H1Z2Z2-K vs PV1-F Solar Cable: Technical Comparison and Application Guide

In photovoltaic (PV) systems, DC cables play a critical role in system safety, efficiency, and long‑term reliability. Selecting the correct solar cable is therefore not only a design choice but also a compliance and risk‑management decision. This article provides a technical comparison between the modern H1Z2Z2‑K solar cable and the earlier PV1‑F type that has been widely used in PV installations.

Executive Summary

H1Z2Z2‑K solar cable is designed according to the European standard EN 50618 and is also technically aligned with IEC 62930. It was developed to support modern photovoltaic systems, particularly 1500 V DC installations. PV1‑F cables are typically manufactured according to TÜV 2 PfG 1169/08.2007 certification requirements and were originally designed for earlier 1000 V DC photovoltaic systems.

As solar plants have moved toward higher voltage architectures to reduce Balance of System (BOS) costs, H1Z2Z2‑K has become the preferred solution for new installations.

Key Technical Differences

1. Voltage Rating

Utility‑scale photovoltaic plants are increasingly built using 1500 V DC systems because higher voltage strings reduce current levels and therefore decrease copper usage, installation cost, and power loss.
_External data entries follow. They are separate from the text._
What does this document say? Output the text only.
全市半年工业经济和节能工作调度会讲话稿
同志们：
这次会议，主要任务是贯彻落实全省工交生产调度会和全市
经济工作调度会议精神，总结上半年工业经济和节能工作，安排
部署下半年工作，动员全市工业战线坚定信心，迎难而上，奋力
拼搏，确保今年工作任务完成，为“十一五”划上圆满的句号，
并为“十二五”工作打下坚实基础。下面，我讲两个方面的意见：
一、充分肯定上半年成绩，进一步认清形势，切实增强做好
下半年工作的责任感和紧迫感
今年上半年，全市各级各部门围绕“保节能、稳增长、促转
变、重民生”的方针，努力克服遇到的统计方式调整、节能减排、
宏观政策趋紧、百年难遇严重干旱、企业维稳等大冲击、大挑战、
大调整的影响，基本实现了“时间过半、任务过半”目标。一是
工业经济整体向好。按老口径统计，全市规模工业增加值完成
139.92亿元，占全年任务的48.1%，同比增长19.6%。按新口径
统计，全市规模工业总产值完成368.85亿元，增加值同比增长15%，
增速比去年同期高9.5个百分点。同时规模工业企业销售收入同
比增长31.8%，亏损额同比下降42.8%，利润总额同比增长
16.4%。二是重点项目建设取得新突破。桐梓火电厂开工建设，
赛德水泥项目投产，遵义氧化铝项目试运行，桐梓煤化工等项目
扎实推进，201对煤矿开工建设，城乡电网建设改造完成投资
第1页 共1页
H1Z2Z2‑K cables are typically rated for 1.5 kV DC photovoltaic systems (with system design voltages often allowing up to approximately 1.8 kV under certain testing conditions depending on manufacturer specifications). This makes them suitable for modern high‑voltage solar installations.

PV1‑F cables are generally designed for photovoltaic systems up to 1000 V DC and therefore may not meet the design requirements of newer 1500 V systems.

2. Insulation and Sheath Materials

Both cable types typically use cross‑linked polyolefin insulation materials (often abbreviated as XLPO or XLPE). In most modern designs these materials are halogen‑free and low‑smoke (LSZH), providing improved fire safety and environmental performance.

H1Z2Z2‑K cables normally feature double‑layer cross‑linked insulation and sheathing specifically optimized for long‑term UV exposure, ozone resistance, and harsh outdoor environments.

3. Water Resistance and Environmental Protection

H1Z2Z2‑K cables are designed with high levels of environmental resistance, including strong protection against moisture, UV radiation, ozone, and weathering. Some manufacturers classify these cables according to high water‑resistance levels defined in installation standards (such as AD7 or AD8 depending on testing conditions and manufacturer documentation).

In practical terms, this means the cable can tolerate very wet environments such as floating solar plants or installations exposed to frequent rain. However, permanent submersion performance should always be verified through the specific manufacturer's certification and installation guidelines.

PV1‑F cables also provide good outdoor durability but typically have lower performance margins in extremely wet or mechanically demanding environments.

4. Mechanical Strength and Installation

H1Z2Z2‑K cables are designed with improved sheath robustness and mechanical durability compared to PV1‑F. This makes them more suitable for demanding installation environments.

Although protective conduit or cable trays are still recommended as best practice, H1Z2Z2‑K cables may be installed in certain direct‑burial or harsh outdoor conditions when appropriate mechanical protection and local electrical regulations are followed.

PV1‑F cables generally require more controlled installation conditions and are less commonly used in mechanically demanding layouts.

5. Temperature Performance and Service Life

Typical operating temperature ranges for modern solar cables are approximately -40°C to +90°C under normal operating conditions, with higher short‑term temperature tolerance depending on the conductor and insulation design.

Solar cables designed under EN 50618 standards are typically engineered for a service life of approximately 25 years under proper installation and operating conditions, which aligns with the expected lifetime of photovoltaic modules.

Conclusion

PV1‑F cables played an important role in early photovoltaic deployment and remain present in many legacy systems. However, H1Z2Z2‑K cables have become the preferred solution for modern PV installations due to their higher voltage capability, improved environmental resistance, and stronger mechanical performance.

For distributors, EPC contractors, and solar developers, specifying H1Z2Z2‑K cables helps ensure compatibility with current photovoltaic system designs and long‑term project reliability.